Pleb November 22, 2011 11:29

Fully developed flow inlet
 
Hi, I am having major problems creating a fully developed flow inlet condition.

I am modelling a straight pipe using LES. I am trying to use the outlet boundary from this sim as the inlet for another sim. I have attempted to use tables but no luck as i need the inlet to vary with time (turbulent flow). The exported table with time will not import directly to the inlet as the table is set out incorrectly!
Ideally i need a sythetic fully turbulent inlet condition like fluent but this doesnt seem to exist in Star!

Any ideas welcome :)

Thanks!

kyle November 22, 2011 12:57

Are you trying to run these two simulations at the same time or using one to generate the boundary conditions for the other?

Either way, this can be done with tables. You just need to use a macro to update the tables that is run every timestep.

If you are running both simulations at the same time, there is also the Co-simulation feature. I have not used it.

abdul099 November 23, 2011 15:54

I would do a co-simulation approach. Have a look to the user guide, search for "Data Mapper".

Pleb November 24, 2011 10:56

Oooo okay thanks for the replies.

The co simulation sounds interesting but no, i want to use the results from the straight pipe for the resonator sim.

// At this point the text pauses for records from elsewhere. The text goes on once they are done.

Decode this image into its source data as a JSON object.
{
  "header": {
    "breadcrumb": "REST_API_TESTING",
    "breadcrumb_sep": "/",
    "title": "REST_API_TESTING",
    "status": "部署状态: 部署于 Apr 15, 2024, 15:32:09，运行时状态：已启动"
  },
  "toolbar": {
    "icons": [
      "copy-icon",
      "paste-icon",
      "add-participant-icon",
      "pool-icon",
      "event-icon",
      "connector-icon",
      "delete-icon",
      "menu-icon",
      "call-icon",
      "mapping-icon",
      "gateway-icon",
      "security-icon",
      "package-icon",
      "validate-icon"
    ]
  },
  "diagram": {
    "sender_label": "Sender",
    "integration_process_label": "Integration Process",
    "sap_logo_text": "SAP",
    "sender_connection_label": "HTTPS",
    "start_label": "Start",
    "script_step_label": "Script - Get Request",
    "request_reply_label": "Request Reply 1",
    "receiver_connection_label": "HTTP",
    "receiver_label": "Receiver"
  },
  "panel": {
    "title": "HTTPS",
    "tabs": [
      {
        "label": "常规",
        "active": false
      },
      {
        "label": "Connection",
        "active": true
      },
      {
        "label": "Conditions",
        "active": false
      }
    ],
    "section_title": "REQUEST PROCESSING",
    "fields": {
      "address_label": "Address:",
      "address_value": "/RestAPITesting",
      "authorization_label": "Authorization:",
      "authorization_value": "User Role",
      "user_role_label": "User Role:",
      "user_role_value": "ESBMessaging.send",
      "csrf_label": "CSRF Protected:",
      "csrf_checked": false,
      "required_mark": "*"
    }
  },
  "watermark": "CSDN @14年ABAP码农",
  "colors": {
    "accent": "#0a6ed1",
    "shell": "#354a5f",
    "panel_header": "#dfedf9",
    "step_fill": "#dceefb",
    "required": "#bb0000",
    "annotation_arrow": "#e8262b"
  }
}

Hmmm i have not used a macro before. So I should set up a macro to export and import an xyz table each time step? Does that mean i need to run the straight pipe for at least the amount of time i want to run the resonator sim for? Can I instead have tables for, say 500 timesteps and run them on a loop to create a rough synthetic turb flow?

Thanks!

kyle November 24, 2011 11:57

This is not going to be all that simple. You are likely going to need to write two macros. The first macro would have to run the pipe simulation and export a table each timestep. The second macro would run the second simulation and read in the corresponding table for each timestep.

You may be able to keep the number of files and disk space down by exporting a portion of the solution to a single .CCM file instead of thousands of tables. This would require using data mappers instead of tables. I have only used this to map steady state surface temperatures so I don't know how well it would work.

Pleb November 25, 2011 11:25

Thanks for you're help Kyle, much appreciated.
Looks like fun times are in store for me! :/

Surely there is more straight forward way for this. I can import a table (time) for the inlet. I just need to be able to export a table with xyz time with the correct format :s

I may still look into co simulation. Any other ideas welcome!